Kaii-Ziegler said that his department is now in the unusual position of hiring more employees after years of reductions. “We’re ramping staff up and looking for office space,” he said.
The new director was pleased to say that he and County Executive Steuart Pittman share many of the same passions regarding land preservation, environmental protection and sustainable growth. “Many of my goals align with the county executive’s,” noted Kaii-Ziegler. “I met him for the first time a couple of months ago, and we had a fabulous conversation.”
The county is currently updating its General Development Plan while holding meetings with the Citizen Advisory Committee, a 13-member commission responsible for providing input to the Office of Planning Zoning. Kaii-Ziegler’s priority initiatives will be to orient the county to future small-area processes, comprehensive rezoning, and rewriting the zoning code. “It’s a lot of work to do over the next eight to 10 years,” he admitted.
From his extensive experience, Kaii-Ziegler knows that each jurisdiction is unique, but he hopes to identify inefficiencies and make adjustments. “We’re at the very early stages to how to do things better,” he acknowledged.
Kaii-Ziegler explained that his new framework of thinking is balancing the interests of all parties. His aim is to take a closer look at adopted policies, including the GDP, codes and ordinances. “Our elected officials adopted them, so it is important to carry them out,” he said. “We shouldn’t ignore any policies but make adjustments if needed.”

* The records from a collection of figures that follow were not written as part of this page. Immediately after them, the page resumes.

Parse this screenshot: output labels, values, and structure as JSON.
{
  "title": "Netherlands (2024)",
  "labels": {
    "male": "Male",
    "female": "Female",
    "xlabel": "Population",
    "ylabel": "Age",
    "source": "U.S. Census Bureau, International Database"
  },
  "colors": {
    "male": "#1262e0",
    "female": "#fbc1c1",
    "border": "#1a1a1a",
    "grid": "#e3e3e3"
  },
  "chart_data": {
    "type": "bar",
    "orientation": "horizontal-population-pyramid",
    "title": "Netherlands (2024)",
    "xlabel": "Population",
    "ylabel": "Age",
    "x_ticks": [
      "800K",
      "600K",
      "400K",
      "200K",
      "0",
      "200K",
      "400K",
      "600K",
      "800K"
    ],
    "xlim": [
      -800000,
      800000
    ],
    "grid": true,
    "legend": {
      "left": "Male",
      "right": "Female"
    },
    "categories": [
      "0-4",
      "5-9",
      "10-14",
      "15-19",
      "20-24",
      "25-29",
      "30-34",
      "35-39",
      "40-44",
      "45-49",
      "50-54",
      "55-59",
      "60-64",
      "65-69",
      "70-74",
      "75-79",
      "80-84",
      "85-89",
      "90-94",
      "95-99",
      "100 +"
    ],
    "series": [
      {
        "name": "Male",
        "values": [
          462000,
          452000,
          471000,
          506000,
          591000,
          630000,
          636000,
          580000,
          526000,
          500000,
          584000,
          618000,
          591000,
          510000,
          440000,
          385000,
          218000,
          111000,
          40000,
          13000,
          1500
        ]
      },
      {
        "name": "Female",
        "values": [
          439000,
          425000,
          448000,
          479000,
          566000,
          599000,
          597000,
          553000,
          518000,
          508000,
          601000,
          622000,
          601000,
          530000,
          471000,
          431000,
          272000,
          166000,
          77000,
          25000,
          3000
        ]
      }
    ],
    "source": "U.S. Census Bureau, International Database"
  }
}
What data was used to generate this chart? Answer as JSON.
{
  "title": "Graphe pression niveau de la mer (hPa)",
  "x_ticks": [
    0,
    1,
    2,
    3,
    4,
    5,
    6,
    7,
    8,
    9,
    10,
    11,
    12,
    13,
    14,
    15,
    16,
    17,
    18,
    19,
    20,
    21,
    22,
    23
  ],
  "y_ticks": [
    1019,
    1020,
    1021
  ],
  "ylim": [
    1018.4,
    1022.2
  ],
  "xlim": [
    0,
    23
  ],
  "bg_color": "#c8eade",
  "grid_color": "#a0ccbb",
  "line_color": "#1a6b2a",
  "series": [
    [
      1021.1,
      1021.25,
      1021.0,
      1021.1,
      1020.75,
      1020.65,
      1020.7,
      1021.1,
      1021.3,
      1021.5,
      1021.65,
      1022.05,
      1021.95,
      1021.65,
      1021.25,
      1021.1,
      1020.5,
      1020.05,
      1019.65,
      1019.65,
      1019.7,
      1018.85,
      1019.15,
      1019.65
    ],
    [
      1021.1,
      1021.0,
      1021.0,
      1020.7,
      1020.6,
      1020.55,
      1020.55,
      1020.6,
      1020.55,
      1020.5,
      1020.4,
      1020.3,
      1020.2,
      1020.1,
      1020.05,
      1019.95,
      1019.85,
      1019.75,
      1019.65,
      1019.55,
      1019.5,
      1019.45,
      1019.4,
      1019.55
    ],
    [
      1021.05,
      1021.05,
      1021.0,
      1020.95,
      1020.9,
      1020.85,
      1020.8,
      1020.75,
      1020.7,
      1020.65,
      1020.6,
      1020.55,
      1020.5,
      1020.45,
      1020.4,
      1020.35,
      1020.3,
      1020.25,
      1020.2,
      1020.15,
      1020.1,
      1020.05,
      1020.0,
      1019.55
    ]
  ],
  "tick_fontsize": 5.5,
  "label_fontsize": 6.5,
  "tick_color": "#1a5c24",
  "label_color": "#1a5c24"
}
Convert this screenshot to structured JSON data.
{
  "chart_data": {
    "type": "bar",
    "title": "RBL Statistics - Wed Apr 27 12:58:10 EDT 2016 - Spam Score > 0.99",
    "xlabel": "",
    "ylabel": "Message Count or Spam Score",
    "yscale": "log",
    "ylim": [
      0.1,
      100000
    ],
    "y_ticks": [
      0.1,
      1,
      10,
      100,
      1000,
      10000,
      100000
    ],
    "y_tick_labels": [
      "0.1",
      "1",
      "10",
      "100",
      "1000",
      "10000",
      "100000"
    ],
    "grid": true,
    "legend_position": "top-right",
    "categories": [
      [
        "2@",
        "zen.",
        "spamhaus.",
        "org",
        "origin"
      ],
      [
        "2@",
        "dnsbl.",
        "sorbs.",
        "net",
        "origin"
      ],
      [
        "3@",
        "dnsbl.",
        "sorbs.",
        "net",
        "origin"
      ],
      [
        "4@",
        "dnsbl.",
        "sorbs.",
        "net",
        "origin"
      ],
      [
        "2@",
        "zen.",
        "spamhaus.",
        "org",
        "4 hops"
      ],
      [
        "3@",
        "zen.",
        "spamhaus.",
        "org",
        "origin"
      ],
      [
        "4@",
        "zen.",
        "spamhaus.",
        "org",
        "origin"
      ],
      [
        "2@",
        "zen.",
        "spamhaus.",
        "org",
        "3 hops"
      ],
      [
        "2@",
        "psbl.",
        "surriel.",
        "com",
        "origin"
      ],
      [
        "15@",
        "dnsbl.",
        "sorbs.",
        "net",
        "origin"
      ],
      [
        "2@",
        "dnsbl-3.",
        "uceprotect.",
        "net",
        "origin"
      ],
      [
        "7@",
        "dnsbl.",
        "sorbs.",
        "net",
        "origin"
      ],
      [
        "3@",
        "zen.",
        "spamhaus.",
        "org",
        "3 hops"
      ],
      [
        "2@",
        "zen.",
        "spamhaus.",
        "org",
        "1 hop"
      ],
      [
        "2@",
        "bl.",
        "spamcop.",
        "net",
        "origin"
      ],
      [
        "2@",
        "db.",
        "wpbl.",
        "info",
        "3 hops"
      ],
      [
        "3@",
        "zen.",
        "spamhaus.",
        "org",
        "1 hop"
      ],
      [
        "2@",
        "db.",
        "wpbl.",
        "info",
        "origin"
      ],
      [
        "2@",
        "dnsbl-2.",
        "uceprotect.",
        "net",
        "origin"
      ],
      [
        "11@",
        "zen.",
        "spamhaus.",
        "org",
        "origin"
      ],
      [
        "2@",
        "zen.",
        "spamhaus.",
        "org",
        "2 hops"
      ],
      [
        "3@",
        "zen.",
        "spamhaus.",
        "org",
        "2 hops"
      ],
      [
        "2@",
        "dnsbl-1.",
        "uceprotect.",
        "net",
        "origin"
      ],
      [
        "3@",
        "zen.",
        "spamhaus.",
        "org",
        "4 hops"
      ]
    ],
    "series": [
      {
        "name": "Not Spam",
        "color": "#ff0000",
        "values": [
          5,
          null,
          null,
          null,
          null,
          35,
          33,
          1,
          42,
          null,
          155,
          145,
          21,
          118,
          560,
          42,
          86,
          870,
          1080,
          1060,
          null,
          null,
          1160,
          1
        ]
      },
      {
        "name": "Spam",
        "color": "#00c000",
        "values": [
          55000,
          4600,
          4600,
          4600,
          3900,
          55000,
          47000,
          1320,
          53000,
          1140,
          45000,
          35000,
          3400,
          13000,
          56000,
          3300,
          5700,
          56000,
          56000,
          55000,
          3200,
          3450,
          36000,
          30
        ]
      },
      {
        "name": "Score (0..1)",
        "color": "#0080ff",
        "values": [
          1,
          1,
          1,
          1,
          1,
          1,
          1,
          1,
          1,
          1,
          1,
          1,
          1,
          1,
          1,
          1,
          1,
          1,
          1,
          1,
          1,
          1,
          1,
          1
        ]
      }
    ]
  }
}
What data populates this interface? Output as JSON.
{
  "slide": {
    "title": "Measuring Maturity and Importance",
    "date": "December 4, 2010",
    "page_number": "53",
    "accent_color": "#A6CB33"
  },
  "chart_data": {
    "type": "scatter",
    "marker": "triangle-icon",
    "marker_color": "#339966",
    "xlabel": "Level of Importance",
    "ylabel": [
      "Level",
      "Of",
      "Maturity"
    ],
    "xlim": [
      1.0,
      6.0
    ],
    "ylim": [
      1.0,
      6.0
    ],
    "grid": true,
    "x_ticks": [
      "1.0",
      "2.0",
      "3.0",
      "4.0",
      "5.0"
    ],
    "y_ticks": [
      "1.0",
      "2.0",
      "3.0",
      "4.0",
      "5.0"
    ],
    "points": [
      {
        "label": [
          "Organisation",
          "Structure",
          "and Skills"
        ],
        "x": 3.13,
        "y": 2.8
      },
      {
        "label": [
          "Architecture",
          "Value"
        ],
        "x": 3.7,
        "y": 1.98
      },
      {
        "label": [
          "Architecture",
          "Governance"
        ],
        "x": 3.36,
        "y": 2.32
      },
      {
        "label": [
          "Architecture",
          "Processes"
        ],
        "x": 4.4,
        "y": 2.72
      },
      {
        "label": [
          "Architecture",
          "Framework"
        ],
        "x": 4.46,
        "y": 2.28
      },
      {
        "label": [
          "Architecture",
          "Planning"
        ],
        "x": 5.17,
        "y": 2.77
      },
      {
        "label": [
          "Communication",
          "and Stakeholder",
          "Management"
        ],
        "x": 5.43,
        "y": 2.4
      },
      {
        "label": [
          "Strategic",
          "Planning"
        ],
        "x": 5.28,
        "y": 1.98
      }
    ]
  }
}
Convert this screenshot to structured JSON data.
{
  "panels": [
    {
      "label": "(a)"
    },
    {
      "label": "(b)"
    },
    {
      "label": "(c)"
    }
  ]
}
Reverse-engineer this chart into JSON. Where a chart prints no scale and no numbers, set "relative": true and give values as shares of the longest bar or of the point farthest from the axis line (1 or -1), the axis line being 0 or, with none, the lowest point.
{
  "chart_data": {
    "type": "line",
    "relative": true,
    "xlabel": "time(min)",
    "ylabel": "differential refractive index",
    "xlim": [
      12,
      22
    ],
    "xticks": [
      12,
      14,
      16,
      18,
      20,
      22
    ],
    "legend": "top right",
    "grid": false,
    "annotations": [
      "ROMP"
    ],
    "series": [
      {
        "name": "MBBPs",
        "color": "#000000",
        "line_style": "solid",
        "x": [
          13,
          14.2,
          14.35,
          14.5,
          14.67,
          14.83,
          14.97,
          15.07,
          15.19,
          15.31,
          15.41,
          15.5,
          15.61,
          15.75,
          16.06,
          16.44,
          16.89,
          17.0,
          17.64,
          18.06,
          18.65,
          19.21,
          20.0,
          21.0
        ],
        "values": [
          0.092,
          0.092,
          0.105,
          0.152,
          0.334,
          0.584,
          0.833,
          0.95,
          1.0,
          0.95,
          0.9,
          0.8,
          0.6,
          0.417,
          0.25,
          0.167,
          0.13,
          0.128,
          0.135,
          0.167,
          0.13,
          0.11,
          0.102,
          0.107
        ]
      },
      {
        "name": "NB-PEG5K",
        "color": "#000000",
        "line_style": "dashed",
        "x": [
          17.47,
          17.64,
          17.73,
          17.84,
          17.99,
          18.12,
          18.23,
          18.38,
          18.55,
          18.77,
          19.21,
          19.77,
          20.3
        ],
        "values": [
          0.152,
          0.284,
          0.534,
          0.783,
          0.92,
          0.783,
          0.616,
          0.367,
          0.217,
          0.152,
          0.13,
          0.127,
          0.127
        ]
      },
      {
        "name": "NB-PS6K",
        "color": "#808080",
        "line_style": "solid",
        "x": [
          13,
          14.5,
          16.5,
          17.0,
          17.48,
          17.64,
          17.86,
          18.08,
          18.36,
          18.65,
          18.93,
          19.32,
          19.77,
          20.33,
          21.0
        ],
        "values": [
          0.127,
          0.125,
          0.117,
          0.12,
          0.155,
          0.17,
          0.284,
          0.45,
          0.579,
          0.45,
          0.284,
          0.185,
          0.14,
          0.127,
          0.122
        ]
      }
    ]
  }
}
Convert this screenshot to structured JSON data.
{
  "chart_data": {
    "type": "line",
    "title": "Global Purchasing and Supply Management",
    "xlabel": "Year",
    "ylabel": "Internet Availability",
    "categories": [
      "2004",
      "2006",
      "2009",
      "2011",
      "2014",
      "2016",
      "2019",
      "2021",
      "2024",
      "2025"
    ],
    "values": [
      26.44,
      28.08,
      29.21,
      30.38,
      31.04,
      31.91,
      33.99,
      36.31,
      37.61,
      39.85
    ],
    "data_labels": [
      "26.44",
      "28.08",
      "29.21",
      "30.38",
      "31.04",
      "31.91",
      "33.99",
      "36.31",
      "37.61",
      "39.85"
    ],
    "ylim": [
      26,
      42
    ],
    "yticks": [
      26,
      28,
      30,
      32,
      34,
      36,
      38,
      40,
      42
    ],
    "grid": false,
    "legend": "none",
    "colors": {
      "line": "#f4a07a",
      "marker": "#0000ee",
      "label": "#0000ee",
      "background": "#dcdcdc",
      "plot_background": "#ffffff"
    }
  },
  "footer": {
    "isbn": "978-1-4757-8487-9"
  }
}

Kaii-Ziegler discussed his ideas on sustainable growth, including where and how to grow. His preference is to concentrate on redevelopment of underutilized sites as opposed to developing green fields. He also noted climate change is becoming a more prominent issue. Kaii-Ziegler enrolled in the climate education academy at the National Oceanic and Atmospheric Administration. “It’s a phenomenal educational program,” he touted. “Climate change will affect future plans and regulations. I want to orient staff to this area and adapt as best as we can.”
As for environmental protection, Kaii-Ziegler plans to evaluate environmental issues from a modification perspective. “A major goal of mine is to determine what we protect versus what we allow and be respectful of the laws to achieve the best balanced position for county land use.”